À la fin des années 60, James Barnor est reparti pour Accra, où il a poursuivi à la fois le photoreportage, la prise de vue en studio, le portrait et la mode. Et de la même manière, il a rassemblé au-travers de ses innombrables travaux les éléments de la mémoire sur lesquels le Ghana d’aujourd’hui trouve son équilibre. Clichés posés sans artifice, d’une grande rigueur, format carrés, angles droits qui disent les choix, l’instant, compositions arrêtées, comme cette femme, en période de Noël, accoudée à son poste de télévision sur lequel est posé un sapin synthétique.

…l’instant social et humain pour mise au point.
Auteure de la préface, très attentive au cheminement, Damarice Amao (historienne de l’art et de la photographie) situe très bien le travail et la volonté d’inscription. Elle le compare aux plus grands, à l’image de Goldblatt, de Keita, Sidiké ou de l’américain Paul Strand. Quelle que soit leur époque respective, des photographes qui mettent l’instant social et humain pour mise au point.
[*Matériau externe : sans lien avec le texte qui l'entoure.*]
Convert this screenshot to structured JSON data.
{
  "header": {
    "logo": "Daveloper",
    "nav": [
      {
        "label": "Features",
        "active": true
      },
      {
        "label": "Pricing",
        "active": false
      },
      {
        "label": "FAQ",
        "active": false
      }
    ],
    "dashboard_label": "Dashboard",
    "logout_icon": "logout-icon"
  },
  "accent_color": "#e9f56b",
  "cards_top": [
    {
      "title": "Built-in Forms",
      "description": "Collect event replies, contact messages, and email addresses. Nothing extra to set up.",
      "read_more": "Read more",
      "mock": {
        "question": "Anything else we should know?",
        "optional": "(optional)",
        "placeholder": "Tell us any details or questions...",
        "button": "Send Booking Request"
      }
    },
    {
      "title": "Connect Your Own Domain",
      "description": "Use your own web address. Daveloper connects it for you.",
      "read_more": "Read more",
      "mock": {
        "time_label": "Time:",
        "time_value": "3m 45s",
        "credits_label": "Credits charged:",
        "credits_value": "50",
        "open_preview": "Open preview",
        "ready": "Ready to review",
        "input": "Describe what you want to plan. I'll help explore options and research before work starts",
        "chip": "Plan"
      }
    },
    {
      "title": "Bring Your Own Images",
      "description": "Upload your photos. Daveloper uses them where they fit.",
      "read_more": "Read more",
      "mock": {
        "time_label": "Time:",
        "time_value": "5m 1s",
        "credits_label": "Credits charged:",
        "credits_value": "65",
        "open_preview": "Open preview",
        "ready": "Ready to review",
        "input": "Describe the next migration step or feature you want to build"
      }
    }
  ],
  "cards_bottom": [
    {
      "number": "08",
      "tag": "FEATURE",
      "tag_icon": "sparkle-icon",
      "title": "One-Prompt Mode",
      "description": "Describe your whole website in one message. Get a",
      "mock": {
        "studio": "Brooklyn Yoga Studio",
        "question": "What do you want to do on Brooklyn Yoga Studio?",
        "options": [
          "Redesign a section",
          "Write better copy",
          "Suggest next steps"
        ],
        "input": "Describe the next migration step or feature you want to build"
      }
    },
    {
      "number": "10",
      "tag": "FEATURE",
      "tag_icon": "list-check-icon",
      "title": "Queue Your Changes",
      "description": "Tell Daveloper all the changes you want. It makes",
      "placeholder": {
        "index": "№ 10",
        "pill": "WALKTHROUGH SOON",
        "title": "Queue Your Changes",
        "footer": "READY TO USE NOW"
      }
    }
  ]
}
A la fin des années soixante, James Barnor retourne au Ghana et poursuit cette même observation sociétale. Soixante années d’écoute visuelle.

« The Roadmaker » ne contient rien d’autre que cette attention. Et ce livre vient à merveille. Il rassemble d’indispensables données, il rappelle l’exigence et la pensée nécessaires à la conduite d’une carrière. L’époque est venue aujourd’hui de transmettre tout ça. Le Ghana tient dans ces images des repères fondateurs. Et pour les jeunes photographes, du Ghana et d’ailleurs tout autant, des points d’orientation qui permettent à la route de ne pas (trop) s’égarer.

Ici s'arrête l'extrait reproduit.